Inilah makna dari mengasihi “sampai pada kesudahannya” (ay. 1), kasih yang tidak setengah-setengah, melainkan sepenuhnya, sampai saat misi-Nya terlaksana: membawa manusia kembali kepada Allah, sumber terang dan kehidupan.
Dengan berbagi asal dan tujuan ini, Yesus membagikan hidup-Nya seutuhnya kepada para pengikut-Nya.
Sekaligus ada ajakan untuk mengikuti Yesus tidak hanya sesaat, dari satu tempat ke tempat lain, tetapi sejak awal hingga akhir. Hanya dengan cara demikian manusia dapat menjadi manusia yang utuh dan sempurna.
Petrus terheran-heran dan menolak kakinya dibasuh oleh Yesus. Murid yang spontan ini hanya melihat tindakan gurunya sebagai sikap merendah. Ia belum mampu menangkap makna yang lebih dalam.
Petrus masih berpijak pada kerohaniannya sendiri. Padahal, Yesus sedang memperkenalkan sesuatu yang baru—yang bahkan belum dimengerti oleh para pengikut terdekat-Nya.
Maka Yesus berkata kepadanya, “Apa yang Kuperbuat, engkau tidak tahu sekarang, tetapi engkau akan mengertinya kelak.” (ay. 7)

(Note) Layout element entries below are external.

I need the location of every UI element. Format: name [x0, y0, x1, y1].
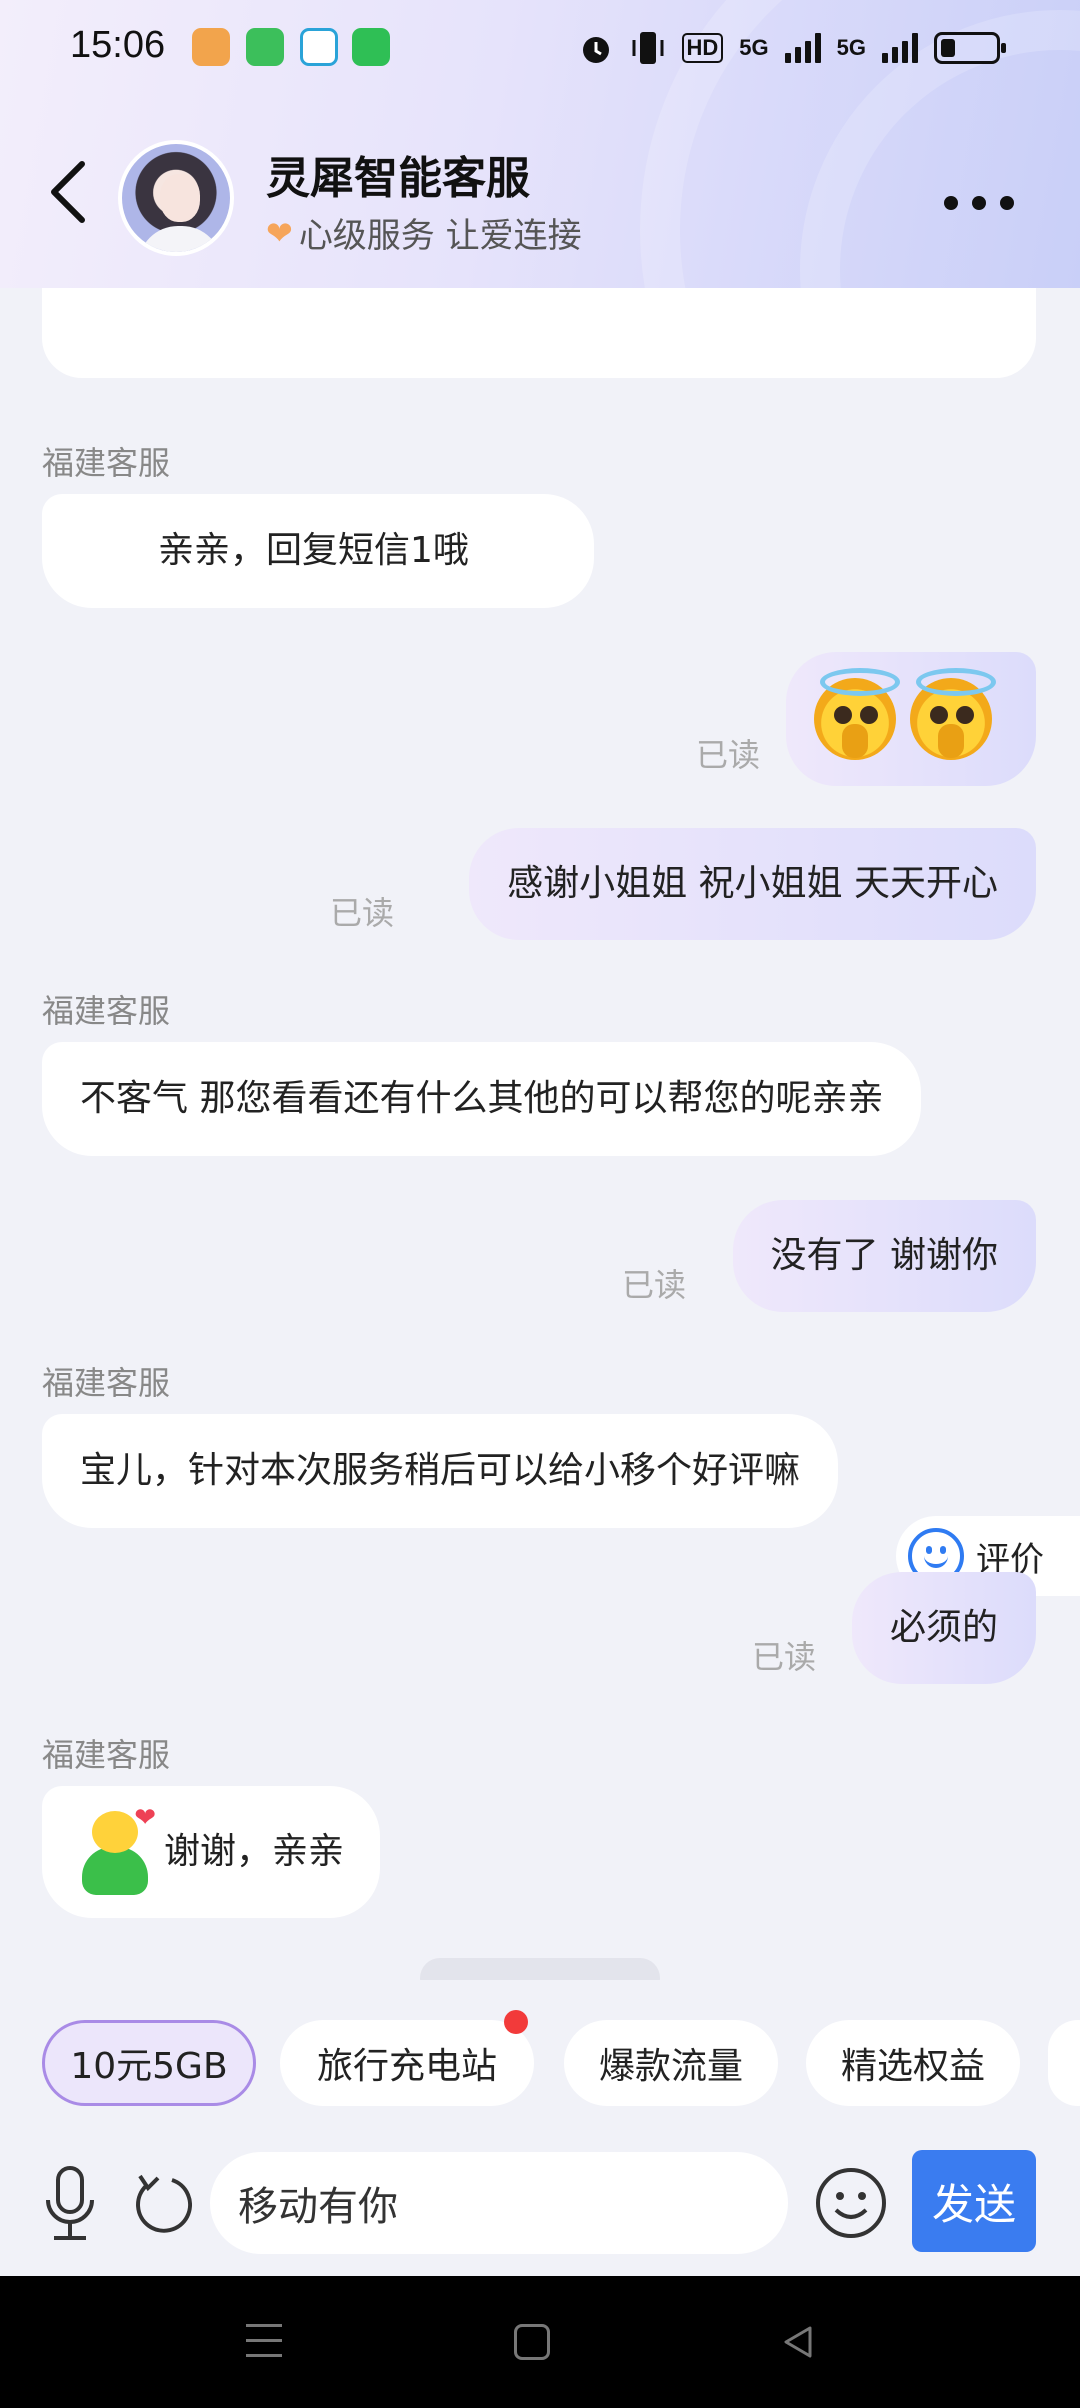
outgoing-message: 没有了 谢谢你	[732, 1200, 1036, 1312]
agent-avatar[interactable]	[118, 140, 234, 256]
outgoing-sticker-message	[786, 652, 1036, 786]
read-receipt: 已读	[696, 736, 761, 774]
new-badge	[504, 2010, 528, 2034]
sender-name: 福建客服	[42, 1364, 171, 1402]
sender-name: 福建客服	[42, 444, 171, 482]
sender-name: 福建客服	[42, 992, 171, 1030]
outgoing-message: 必须的	[851, 1572, 1036, 1684]
home-icon[interactable]	[514, 2324, 550, 2360]
incoming-message: 不客气 那您看看还有什么其他的可以帮您的呢亲亲	[42, 1042, 922, 1156]
input-bar: 移动有你 发送	[0, 2130, 1080, 2276]
waving-sticker-icon: ❤	[74, 1803, 156, 1897]
app-notification-icon	[192, 28, 230, 66]
refresh-icon[interactable]	[132, 2170, 192, 2236]
read-receipt: 已读	[622, 1266, 687, 1304]
status-bar: 15:06 HD 5G 5G	[0, 0, 1080, 96]
chip-10yuan-5gb[interactable]: 10元5GB	[42, 2020, 256, 2106]
chip-travel-charging[interactable]: 旅行充电站	[280, 2010, 534, 2106]
emoji-icon[interactable]	[814, 2166, 888, 2240]
signal-strength-icon	[784, 33, 821, 63]
message-input[interactable]: 移动有你	[210, 2152, 788, 2254]
hd-voice-icon: HD	[681, 33, 724, 63]
chip-hot-data[interactable]: 爆款流量	[564, 2020, 778, 2106]
send-button[interactable]: 发送	[912, 2150, 1036, 2252]
battery-icon	[934, 32, 1006, 64]
status-time: 15:06	[70, 24, 166, 66]
previous-message-card	[42, 288, 1036, 378]
microphone-icon[interactable]	[42, 2166, 98, 2242]
sender-name: 福建客服	[42, 1736, 171, 1774]
chip-label: 旅行充电站	[316, 2046, 497, 2087]
network-type-icon: 5G	[739, 35, 769, 60]
store-notification-icon	[352, 28, 390, 66]
incoming-sticker-message: ❤ 谢谢，亲亲	[42, 1786, 381, 1918]
read-receipt: 已读	[752, 1638, 817, 1676]
network-type-icon: 5G	[836, 35, 866, 60]
system-navigation-bar	[0, 2276, 1080, 2408]
read-receipt: 已读	[330, 894, 395, 932]
chat-subtitle: ❤ 心级服务 让爱连接	[266, 208, 582, 257]
message-notification-icon	[246, 28, 284, 66]
incoming-message: 亲亲，回复短信1哦	[42, 494, 594, 608]
chip-more[interactable]	[1048, 2020, 1080, 2106]
session-ended-notice	[420, 1958, 660, 1980]
chat-list[interactable]: 福建客服 亲亲，回复短信1哦 已读 已读 感谢小姐姐 祝小姐姐 天天开心 福建客…	[0, 288, 1080, 1980]
signal-strength-icon	[882, 33, 918, 63]
status-icons: HD 5G 5G	[578, 26, 1006, 70]
chat-header: 15:06 HD 5G 5G 灵犀智能客服 ❤ 心级服务 让爱连接	[0, 0, 1080, 288]
mobile-app-notification-icon	[300, 28, 338, 66]
vibrate-icon	[632, 32, 663, 64]
angel-emoji-icon	[814, 668, 900, 760]
alarm-icon	[582, 37, 609, 63]
chip-selected-benefits[interactable]: 精选权益	[806, 2020, 1020, 2106]
back-arrow-icon[interactable]	[44, 160, 92, 224]
chat-title: 灵犀智能客服	[266, 153, 530, 204]
outgoing-message: 感谢小姐姐 祝小姐姐 天天开心	[469, 828, 1036, 940]
angel-emoji-icon	[910, 668, 996, 760]
incoming-message: 宝儿，针对本次服务稍后可以给小移个好评嘛	[42, 1414, 839, 1528]
message-text: 谢谢，亲亲	[164, 1831, 345, 1873]
quick-reply-chips: 10元5GB 旅行充电站 爆款流量 精选权益	[0, 2010, 1080, 2106]
subtitle-text: 心级服务 让爱连接	[298, 216, 582, 256]
nav-back-icon[interactable]	[778, 2322, 818, 2362]
more-options-button[interactable]	[944, 196, 1014, 210]
heart-icon: ❤	[266, 213, 293, 252]
recent-apps-icon[interactable]	[246, 2324, 282, 2360]
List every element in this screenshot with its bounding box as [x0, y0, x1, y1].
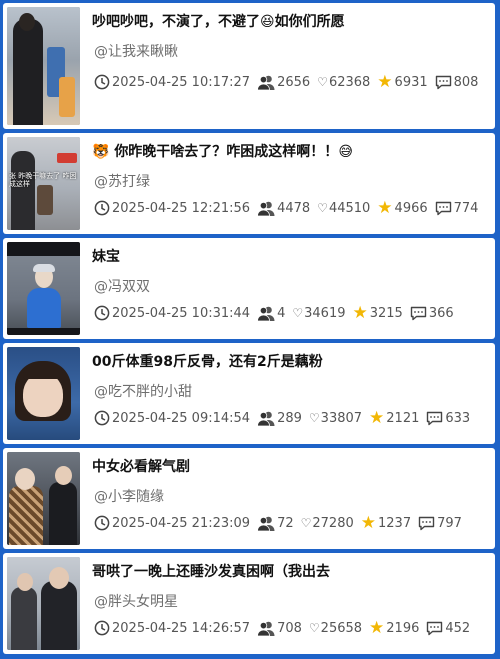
author-name[interactable]: @冯双双 — [94, 276, 150, 296]
list-item[interactable]: 吵吧吵吧，不演了，不避了😆如你们所愿 @让我来瞅瞅 2025-04-25 10:… — [3, 3, 495, 129]
users-icon — [257, 201, 275, 216]
post-time: 2025-04-25 14:26:57 — [112, 620, 251, 636]
video-thumbnail[interactable] — [7, 557, 80, 650]
follow-count: 4 — [277, 305, 286, 321]
author-name[interactable]: @小李随缘 — [94, 486, 164, 506]
post-title[interactable]: 🐯 你昨晚干啥去了？咋困成这样啊！！😅 — [92, 141, 487, 161]
sweat-smile-emoji-icon: 😅 — [338, 144, 353, 160]
comment-count: 366 — [428, 305, 454, 321]
comment-count: 633 — [445, 410, 471, 426]
list-item[interactable]: 00斤体重98斤反骨，还有2斤是藕粉 @吃不胖的小甜 2025-04-25 09… — [3, 343, 495, 444]
comment-count: 774 — [453, 200, 479, 216]
video-feed: 吵吧吵吧，不演了，不避了😆如你们所愿 @让我来瞅瞅 2025-04-25 10:… — [0, 0, 500, 659]
author-name[interactable]: @胖头女明星 — [94, 591, 178, 611]
list-item[interactable]: 妹宝 @冯双双 2025-04-25 10:31:44 4 ♡ 34619 ★ … — [3, 238, 495, 339]
users-icon — [257, 411, 275, 426]
clock-icon — [94, 74, 110, 90]
follow-count: 4478 — [277, 200, 311, 216]
clock-icon — [94, 410, 110, 426]
post-time: 2025-04-25 12:21:56 — [112, 200, 251, 216]
list-item[interactable]: 哥哄了一晚上还睡沙发真困啊（我出去 @胖头女明星 2025-04-25 14:2… — [3, 553, 495, 654]
comment-icon[interactable] — [426, 621, 443, 636]
follow-count: 72 — [277, 515, 294, 531]
users-icon — [257, 516, 275, 531]
users-icon — [257, 75, 275, 90]
post-stats: 2025-04-25 09:14:54 289 ♡ 33807 ★ 2121 6… — [94, 407, 489, 429]
like-count: 33807 — [320, 410, 363, 426]
heart-icon[interactable]: ♡ — [292, 306, 303, 320]
post-time: 2025-04-25 09:14:54 — [112, 410, 251, 426]
star-icon[interactable]: ★ — [352, 304, 367, 322]
heart-icon[interactable]: ♡ — [309, 621, 320, 635]
like-count: 34619 — [304, 305, 346, 321]
list-item[interactable]: 中女必看解气剧 @小李随缘 2025-04-25 21:23:09 72 ♡ 2… — [3, 448, 495, 549]
post-stats: 2025-04-25 12:21:56 4478 ♡ 44510 ★ 4966 … — [94, 197, 489, 219]
post-stats: 2025-04-25 10:31:44 4 ♡ 34619 ★ 3215 366 — [94, 302, 489, 324]
post-time: 2025-04-25 21:23:09 — [112, 515, 251, 531]
clock-icon — [94, 620, 110, 636]
video-thumbnail[interactable]: 张 昨晚干嘛去了 咋困成这样 — [7, 137, 80, 230]
star-count: 3215 — [369, 305, 403, 321]
grin-emoji-icon: 😆 — [260, 14, 275, 30]
follow-count: 708 — [277, 620, 302, 636]
star-icon[interactable]: ★ — [377, 199, 392, 217]
tiger-emoji-icon: 🐯 — [92, 144, 110, 160]
star-icon[interactable]: ★ — [369, 619, 384, 637]
video-thumbnail[interactable] — [7, 242, 80, 335]
follow-count: 2656 — [277, 74, 311, 90]
heart-icon[interactable]: ♡ — [301, 516, 312, 530]
heart-icon[interactable]: ♡ — [317, 201, 328, 215]
author-name[interactable]: @吃不胖的小甜 — [94, 381, 192, 401]
post-stats: 2025-04-25 21:23:09 72 ♡ 27280 ★ 1237 79… — [94, 512, 489, 534]
users-icon — [257, 306, 275, 321]
clock-icon — [94, 200, 110, 216]
comment-count: 808 — [453, 74, 479, 90]
video-thumbnail[interactable] — [7, 347, 80, 440]
comment-icon[interactable] — [435, 201, 452, 216]
post-title[interactable]: 哥哄了一晚上还睡沙发真困啊（我出去 — [92, 561, 487, 581]
star-icon[interactable]: ★ — [361, 514, 376, 532]
star-count: 2121 — [386, 410, 420, 426]
post-title[interactable]: 中女必看解气剧 — [92, 456, 487, 476]
video-thumbnail[interactable] — [7, 452, 80, 545]
post-stats: 2025-04-25 10:17:27 2656 ♡ 62368 ★ 6931 … — [94, 71, 489, 93]
list-item[interactable]: 张 昨晚干嘛去了 咋困成这样 🐯 你昨晚干啥去了？咋困成这样啊！！😅 @苏打绿 … — [3, 133, 495, 234]
users-icon — [257, 621, 275, 636]
clock-icon — [94, 515, 110, 531]
like-count: 25658 — [320, 620, 363, 636]
thumbnail-caption: 张 昨晚干嘛去了 咋困成这样 — [9, 172, 77, 189]
star-count: 4966 — [394, 200, 428, 216]
post-title[interactable]: 吵吧吵吧，不演了，不避了😆如你们所愿 — [92, 11, 487, 31]
star-icon[interactable]: ★ — [377, 73, 392, 91]
post-time: 2025-04-25 10:17:27 — [112, 74, 251, 90]
follow-count: 289 — [277, 410, 302, 426]
heart-icon[interactable]: ♡ — [317, 75, 328, 89]
comment-count: 797 — [437, 515, 462, 531]
post-title[interactable]: 00斤体重98斤反骨，还有2斤是藕粉 — [92, 351, 487, 371]
comment-count: 452 — [445, 620, 471, 636]
star-count: 2196 — [386, 620, 420, 636]
like-count: 27280 — [312, 515, 354, 531]
post-stats: 2025-04-25 14:26:57 708 ♡ 25658 ★ 2196 4… — [94, 617, 489, 639]
comment-icon[interactable] — [410, 306, 427, 321]
star-icon[interactable]: ★ — [369, 409, 384, 427]
comment-icon[interactable] — [418, 516, 435, 531]
post-time: 2025-04-25 10:31:44 — [112, 305, 251, 321]
clock-icon — [94, 305, 110, 321]
comment-icon[interactable] — [435, 75, 452, 90]
post-title[interactable]: 妹宝 — [92, 246, 487, 266]
author-name[interactable]: @让我来瞅瞅 — [94, 41, 178, 61]
heart-icon[interactable]: ♡ — [309, 411, 320, 425]
comment-icon[interactable] — [426, 411, 443, 426]
video-thumbnail[interactable] — [7, 7, 80, 125]
author-name[interactable]: @苏打绿 — [94, 171, 150, 191]
like-count: 44510 — [328, 200, 371, 216]
like-count: 62368 — [328, 74, 371, 90]
star-count: 6931 — [394, 74, 428, 90]
star-count: 1237 — [378, 515, 412, 531]
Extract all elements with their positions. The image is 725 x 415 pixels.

Namun Petrus tetap menolak. Maka Yesus menjelaskan, “Jikalau Aku tidak membasuh engkau, engkau tidak mendapat bagian dalam Aku.” (ay. 8). Dia, yang menyadari bahwa asal dan tujuan-Nya adalah Allah sendiri (ay. 3), kini hendak membagikan kehidupan ilahi itu kepada para murid-Nya.
Sangkan paran kehidupan
Dengan memakai istilah dari spiritualitas Nusantara, tindakan Yesus ini bisa dipahami sebagai berbagi “sangkan paran” kehidupan – asal-usul dan tujuan akhir hidup manusia.
Itulah jalan keselamatan yang ditawarkan Yesus: mengantar manusia kembali kepada sumber terang dan kehidupan.
Lebih lanjut, Yesus menegaskan bahwa pembasuhan kaki ini diberikan sebagai teladan bagi para murid, agar mereka pun melakukan hal yang sama satu sama lain (ay. 15). Tujuannya bukan semata-mata saling melayani secara lahiriah, melainkan saling berbagi pemahaman yang mendalam akan “dari mana dan ke mana” arah hidup ini.
Pemahaman ini mulai tumbuh dari perjumpaan dengan Sang Guru kehidupan.
Inilah bekal hidup bagi mereka yang percaya bahwa Yesus datang dari Allah dan kembali kepada-Nya, setelah terlebih dahulu menunjukkan siapa Allah itu sebenarnya. Dengan begitu, terasa ada sesuatu yang lebih dalam dalam semangat saling melayani: saling menuntun menuju Allah, sumber hidup sejati.